Figura 18. Struttura di una sella.
Il pendio.
Il pendio è una configurazione caratterizzata da isobare quasi rettilinee e parallele dove la
pressione atmosferica diminuisce regolarmente in una data direzione. Sul lato confinante con
l'alta pressione le condizioni meteorologiche sono generalmente buone ed il cielo è cosparso di
cirri. La nuvolosità diventa più intensa mano a mano che ci si avvicina alla zona di bassa
pressione.
Figura 19. Struttura di un pendio.
La pressione livellata.
In un'area dove la pressione atmosferica è livellata le isobare sono molto distanti fra loro e non
hanno una forma ben definita. Questa situazione solitamente la si può osservare all'interno di
un'area anticiclonica. I venti sono deboli e le condizioni del tempo sono determinate
essenzialmente dall'irraggiamento notturno e dall'insolazione diurna.
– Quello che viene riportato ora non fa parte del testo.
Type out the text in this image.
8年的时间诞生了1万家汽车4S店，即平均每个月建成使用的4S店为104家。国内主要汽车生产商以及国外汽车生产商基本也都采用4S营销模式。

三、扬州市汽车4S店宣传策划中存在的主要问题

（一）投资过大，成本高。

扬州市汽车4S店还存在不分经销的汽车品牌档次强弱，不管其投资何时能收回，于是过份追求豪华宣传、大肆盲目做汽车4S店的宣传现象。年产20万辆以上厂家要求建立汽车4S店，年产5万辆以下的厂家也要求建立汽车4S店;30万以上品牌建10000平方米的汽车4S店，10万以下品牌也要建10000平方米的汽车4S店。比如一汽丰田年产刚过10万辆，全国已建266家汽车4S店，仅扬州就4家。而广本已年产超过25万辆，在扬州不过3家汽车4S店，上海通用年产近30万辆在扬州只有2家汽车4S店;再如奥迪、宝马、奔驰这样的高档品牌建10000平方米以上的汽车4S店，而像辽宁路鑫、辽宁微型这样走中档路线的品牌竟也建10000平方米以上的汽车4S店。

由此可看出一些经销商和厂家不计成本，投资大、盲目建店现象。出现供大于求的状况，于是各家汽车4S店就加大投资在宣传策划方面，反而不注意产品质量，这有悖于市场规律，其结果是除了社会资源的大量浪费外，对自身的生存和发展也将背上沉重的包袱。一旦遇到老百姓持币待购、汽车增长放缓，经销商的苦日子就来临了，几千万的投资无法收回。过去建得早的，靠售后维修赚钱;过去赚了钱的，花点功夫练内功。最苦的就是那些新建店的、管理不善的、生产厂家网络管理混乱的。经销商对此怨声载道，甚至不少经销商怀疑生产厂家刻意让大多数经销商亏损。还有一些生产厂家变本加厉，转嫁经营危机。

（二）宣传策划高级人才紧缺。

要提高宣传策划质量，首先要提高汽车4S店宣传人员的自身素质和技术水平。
Nella stagione estiva le
zone interessate da pressione atmosferica livellata sono la sede più favorevole per
l'instaurazione delle brezze e dei temporali pomeridiani sulla terraferma.
La curvatura delle isobare.
Nelle saccature le isobare rivolgono la loro concavità verso latitudini più basse, mentre i
promontori rivolgono la loro concavità verso latitudini più alte. Comunemente si dice che nelle
saccature le isobare hanno curvatura ciclonica, mentre nei promontori le isobare hanno
curvatura anticiclonica.
Tenendo conto che il tempo perturbato è associato alle saccature, mentre il tempo stabile e
soleggiato è associato ai promontori, l'esame della curvatura delle isobare è molto importante
per la previsione del tempo perchè può anche dare ulteriori indicazioni sull'evoluzione dei fronti.
I fronti freddi, con isobare a curvatura anticiclonica in corrispondenza della parte di aria fredda,
tendono a decelerare e a rinforzarsi mentre, quelli con curvatura ciclonica tendono a decelerare
e dissolversi.
I fonti caldi, con curvatura anticiclonica dalla parte della massa di aria fredda, diventano più attivi
se la velocità di spostamento è bassa, mentre con curvatura ciclonica si rinforzano se la velocità
di spostamento risulta essere maggiore.